Also how critical is NVIDIA’s infiniband networking advantage when it comes to inference workloads?

reply

p1esk | karma 6022 | avg karma 1.5 · 2024-02-26 02:45:09

Custom chips have to be much better than Nvidia to become attractive. Being 2x faster won’t be enough, 5x faster might be. Assuming perfectly functioning software.

zdyn5 | karma 282 | avg karma 5.64 · 2024-02-26 02:58:35

Is software that important on the inference side, assuming all the key ops are supported by the compiler? Once the model is quantized and frozen the deployment to alternative chips while somewhat cumbersome hasn’t been too challenging, at least in my experience with Qualcomm NPU deployment (trained on NVIDIA)

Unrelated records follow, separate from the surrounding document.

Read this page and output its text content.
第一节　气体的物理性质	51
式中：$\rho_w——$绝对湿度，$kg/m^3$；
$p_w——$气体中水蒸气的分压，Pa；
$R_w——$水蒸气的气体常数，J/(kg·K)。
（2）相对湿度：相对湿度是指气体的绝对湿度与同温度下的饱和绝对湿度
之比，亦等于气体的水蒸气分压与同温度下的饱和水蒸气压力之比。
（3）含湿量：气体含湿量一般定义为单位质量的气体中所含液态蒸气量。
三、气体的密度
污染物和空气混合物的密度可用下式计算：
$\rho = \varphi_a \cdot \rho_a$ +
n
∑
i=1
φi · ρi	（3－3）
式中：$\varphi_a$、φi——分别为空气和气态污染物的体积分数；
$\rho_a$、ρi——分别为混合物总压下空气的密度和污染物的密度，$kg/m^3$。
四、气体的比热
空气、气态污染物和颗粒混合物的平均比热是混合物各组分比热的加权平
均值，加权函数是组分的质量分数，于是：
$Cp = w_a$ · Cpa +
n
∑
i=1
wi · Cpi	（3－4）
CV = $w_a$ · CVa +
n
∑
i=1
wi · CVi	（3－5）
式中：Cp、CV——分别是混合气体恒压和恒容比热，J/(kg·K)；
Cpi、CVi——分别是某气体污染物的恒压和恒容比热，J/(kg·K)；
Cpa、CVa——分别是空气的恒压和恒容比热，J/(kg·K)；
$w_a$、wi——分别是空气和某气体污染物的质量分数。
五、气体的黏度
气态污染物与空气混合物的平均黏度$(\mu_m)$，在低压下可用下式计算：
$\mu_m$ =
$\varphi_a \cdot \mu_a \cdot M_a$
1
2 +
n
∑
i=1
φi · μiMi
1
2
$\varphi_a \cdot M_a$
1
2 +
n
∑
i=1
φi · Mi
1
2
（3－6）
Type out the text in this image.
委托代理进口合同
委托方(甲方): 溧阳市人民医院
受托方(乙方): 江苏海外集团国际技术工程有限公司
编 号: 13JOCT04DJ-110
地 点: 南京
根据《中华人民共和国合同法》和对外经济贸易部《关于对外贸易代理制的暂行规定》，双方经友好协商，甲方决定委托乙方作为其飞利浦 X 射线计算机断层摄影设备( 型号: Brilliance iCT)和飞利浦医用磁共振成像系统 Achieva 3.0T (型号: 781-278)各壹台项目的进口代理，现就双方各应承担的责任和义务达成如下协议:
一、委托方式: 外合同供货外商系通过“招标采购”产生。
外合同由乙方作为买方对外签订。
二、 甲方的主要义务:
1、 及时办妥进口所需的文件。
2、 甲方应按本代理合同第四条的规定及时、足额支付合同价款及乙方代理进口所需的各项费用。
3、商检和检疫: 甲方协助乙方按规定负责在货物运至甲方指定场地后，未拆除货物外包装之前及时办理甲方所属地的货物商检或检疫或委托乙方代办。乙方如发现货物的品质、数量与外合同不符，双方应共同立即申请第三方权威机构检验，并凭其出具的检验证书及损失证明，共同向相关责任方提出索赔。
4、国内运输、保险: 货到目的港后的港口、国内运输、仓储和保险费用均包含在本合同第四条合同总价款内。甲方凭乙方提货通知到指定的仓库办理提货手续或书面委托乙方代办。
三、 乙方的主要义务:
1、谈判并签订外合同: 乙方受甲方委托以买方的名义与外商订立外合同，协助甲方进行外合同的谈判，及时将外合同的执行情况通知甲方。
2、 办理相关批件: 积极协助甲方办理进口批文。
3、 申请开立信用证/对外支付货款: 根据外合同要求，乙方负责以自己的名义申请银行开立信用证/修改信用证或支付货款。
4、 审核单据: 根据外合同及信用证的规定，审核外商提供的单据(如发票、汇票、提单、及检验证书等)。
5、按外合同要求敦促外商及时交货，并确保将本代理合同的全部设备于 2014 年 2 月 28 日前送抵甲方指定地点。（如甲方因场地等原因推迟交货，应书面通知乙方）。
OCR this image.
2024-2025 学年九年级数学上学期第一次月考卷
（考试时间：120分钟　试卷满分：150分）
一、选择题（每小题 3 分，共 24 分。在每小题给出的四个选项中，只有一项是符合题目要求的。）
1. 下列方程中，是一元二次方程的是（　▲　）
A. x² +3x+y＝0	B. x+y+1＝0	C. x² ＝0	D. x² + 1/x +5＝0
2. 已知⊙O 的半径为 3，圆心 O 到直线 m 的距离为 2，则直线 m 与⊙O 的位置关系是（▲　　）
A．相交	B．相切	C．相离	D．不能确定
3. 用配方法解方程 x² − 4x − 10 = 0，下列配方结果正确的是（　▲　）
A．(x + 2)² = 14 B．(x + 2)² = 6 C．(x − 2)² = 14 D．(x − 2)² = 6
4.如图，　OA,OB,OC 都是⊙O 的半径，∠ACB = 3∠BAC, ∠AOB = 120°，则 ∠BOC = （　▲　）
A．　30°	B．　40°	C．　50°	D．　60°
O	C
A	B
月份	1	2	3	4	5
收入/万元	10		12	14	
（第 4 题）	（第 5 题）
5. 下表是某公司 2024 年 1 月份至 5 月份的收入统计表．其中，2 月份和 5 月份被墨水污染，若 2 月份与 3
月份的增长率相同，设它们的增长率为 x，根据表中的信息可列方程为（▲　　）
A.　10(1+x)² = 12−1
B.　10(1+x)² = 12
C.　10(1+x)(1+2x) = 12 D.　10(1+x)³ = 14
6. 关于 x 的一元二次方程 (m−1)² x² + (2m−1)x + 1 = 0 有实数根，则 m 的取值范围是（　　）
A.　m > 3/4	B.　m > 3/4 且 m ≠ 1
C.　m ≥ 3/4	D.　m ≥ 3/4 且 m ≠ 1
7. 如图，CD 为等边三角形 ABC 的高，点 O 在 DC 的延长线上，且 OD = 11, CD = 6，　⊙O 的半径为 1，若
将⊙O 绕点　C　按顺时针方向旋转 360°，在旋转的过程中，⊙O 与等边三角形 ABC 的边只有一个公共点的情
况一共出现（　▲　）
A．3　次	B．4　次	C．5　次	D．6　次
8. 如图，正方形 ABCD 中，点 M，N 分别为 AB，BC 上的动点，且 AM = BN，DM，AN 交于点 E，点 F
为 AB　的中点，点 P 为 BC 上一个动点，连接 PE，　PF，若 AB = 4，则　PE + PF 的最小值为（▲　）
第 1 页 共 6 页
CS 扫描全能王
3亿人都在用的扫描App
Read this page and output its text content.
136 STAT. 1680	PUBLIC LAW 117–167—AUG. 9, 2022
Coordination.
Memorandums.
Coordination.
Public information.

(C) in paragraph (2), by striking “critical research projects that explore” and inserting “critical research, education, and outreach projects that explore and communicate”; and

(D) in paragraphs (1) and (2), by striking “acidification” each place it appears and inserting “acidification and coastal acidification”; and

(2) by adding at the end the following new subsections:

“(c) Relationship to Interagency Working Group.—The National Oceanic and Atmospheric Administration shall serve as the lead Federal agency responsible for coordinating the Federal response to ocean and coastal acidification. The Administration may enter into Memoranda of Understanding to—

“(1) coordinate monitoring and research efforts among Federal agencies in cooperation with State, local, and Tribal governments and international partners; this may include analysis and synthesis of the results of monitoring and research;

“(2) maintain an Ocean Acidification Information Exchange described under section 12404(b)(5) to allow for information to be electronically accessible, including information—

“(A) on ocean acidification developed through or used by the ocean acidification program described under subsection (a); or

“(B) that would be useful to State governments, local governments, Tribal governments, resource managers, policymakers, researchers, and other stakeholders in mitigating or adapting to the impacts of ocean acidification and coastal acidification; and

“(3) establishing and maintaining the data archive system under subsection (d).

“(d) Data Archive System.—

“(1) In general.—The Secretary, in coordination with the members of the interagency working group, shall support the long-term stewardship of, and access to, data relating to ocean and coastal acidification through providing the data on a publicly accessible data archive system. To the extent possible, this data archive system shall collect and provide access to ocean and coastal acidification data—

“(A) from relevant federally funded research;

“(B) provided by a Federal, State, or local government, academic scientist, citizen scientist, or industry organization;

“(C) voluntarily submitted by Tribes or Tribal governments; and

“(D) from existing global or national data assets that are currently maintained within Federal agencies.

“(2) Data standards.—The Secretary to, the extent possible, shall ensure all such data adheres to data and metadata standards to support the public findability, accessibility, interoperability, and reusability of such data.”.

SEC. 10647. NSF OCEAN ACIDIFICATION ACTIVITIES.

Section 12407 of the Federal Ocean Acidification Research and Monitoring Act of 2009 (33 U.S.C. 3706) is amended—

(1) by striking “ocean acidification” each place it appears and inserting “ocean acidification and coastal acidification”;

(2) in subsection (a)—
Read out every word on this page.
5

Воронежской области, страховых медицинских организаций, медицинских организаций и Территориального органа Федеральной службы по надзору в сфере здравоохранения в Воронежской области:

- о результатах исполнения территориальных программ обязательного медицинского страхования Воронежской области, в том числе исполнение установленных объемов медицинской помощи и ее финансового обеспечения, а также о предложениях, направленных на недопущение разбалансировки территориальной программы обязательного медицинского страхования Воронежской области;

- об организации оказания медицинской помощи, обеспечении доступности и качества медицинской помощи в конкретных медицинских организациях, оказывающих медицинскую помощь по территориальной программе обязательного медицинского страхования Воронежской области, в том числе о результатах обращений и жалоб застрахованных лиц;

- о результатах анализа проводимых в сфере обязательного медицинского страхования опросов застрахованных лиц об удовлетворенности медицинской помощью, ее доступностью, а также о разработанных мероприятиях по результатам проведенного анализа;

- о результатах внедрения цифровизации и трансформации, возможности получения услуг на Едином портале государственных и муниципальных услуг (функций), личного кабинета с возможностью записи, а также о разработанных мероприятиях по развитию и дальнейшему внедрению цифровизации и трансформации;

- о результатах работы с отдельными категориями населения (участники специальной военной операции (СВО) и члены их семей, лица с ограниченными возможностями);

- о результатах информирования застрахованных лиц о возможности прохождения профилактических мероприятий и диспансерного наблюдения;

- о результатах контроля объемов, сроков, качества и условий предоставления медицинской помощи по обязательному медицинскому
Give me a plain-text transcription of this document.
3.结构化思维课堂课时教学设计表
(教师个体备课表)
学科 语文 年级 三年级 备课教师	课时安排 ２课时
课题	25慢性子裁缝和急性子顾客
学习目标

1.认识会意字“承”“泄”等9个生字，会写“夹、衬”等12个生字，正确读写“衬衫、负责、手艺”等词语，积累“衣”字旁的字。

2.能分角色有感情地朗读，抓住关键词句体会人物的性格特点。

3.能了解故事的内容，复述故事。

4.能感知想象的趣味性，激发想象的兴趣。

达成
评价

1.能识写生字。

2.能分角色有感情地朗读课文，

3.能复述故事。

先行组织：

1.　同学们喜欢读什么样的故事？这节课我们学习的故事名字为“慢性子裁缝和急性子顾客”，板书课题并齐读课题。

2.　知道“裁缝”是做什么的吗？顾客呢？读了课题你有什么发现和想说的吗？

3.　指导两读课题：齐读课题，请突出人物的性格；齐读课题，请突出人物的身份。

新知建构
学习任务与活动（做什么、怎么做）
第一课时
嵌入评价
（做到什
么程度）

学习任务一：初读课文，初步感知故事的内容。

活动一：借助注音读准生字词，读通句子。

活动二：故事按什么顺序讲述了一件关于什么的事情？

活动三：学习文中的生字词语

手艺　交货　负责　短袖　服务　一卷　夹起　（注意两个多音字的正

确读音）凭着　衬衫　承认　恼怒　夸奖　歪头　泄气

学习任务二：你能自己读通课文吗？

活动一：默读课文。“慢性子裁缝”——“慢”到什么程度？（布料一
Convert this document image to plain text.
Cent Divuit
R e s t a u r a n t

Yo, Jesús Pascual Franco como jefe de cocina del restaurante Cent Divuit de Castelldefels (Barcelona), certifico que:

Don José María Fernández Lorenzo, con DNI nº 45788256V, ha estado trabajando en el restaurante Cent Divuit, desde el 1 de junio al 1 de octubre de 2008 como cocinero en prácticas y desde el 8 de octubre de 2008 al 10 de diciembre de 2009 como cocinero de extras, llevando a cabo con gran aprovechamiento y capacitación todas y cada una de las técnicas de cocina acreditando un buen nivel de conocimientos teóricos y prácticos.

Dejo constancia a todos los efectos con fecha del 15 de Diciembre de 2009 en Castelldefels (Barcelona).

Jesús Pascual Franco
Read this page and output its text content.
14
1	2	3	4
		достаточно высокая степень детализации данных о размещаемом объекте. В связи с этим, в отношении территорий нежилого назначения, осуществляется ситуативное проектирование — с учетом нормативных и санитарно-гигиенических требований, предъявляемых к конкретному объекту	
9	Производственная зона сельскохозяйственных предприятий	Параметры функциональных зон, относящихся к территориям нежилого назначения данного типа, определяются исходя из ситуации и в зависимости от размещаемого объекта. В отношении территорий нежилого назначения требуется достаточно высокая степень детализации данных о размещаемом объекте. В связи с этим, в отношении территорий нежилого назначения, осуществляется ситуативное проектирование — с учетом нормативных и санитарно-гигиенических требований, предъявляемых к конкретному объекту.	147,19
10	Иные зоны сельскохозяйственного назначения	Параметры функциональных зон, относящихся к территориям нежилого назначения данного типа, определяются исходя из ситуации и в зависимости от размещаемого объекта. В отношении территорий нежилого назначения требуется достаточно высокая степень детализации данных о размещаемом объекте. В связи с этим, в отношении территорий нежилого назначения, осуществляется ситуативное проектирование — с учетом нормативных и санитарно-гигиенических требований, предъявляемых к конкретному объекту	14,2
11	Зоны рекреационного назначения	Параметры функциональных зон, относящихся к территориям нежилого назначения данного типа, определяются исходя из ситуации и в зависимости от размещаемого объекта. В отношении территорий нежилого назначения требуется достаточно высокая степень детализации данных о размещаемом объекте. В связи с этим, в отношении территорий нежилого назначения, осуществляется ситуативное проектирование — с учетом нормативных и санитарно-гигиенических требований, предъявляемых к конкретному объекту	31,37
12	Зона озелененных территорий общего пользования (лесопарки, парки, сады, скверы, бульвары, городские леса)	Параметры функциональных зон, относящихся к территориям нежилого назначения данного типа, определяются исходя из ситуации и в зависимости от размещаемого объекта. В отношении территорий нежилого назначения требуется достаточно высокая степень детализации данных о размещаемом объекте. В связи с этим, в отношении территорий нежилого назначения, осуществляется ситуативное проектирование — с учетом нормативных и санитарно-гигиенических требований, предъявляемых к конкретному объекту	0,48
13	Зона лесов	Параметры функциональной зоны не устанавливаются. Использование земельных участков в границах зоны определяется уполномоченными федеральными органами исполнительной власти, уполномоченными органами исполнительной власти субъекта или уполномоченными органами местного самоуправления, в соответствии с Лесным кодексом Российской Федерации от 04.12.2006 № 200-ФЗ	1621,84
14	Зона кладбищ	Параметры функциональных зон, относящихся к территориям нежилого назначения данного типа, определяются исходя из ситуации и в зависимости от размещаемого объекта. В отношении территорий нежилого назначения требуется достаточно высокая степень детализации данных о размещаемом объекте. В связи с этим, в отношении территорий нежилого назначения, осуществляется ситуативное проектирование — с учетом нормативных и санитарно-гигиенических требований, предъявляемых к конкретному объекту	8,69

p1esk | karma 6022 | avg karma 1.5 · 2024-02-26 04:49:41

Let me put it this way: if there’s even a slightest issue with my Pytorch code (training or inference) running on a non Nvidia chip it will be an automatic no from me. More than that - if I simply suspect there will be any issues I will not try it. Regardless of any promised speedups.

Whoever wants to sell me their chip better do an amazing demo of their flawless software integration.

reply

tester756 | karma 3905 | avg karma 1.96 · 2024-02-26 22:48:45

What an approach.

It is very simple math

If the savings on hw/compute are greater than cost of adjustments, then it is probably worth it.

So, if you prefer to avoid spending e.g 1 month on adjusting and testing just to keep using e.g 1.x more expensive hw, then it is your loss in long run

reply

p1esk | karma 6022 | avg karma 1.5 · 2024-02-27 00:20:27

The problem is I don’t know how much time it will take to make it work, or if it’s even possible to make it work for my specific situation.

I’ve wasted enough of my time trying to debug AMD and Graphcore chips to fall into this trap again.

reply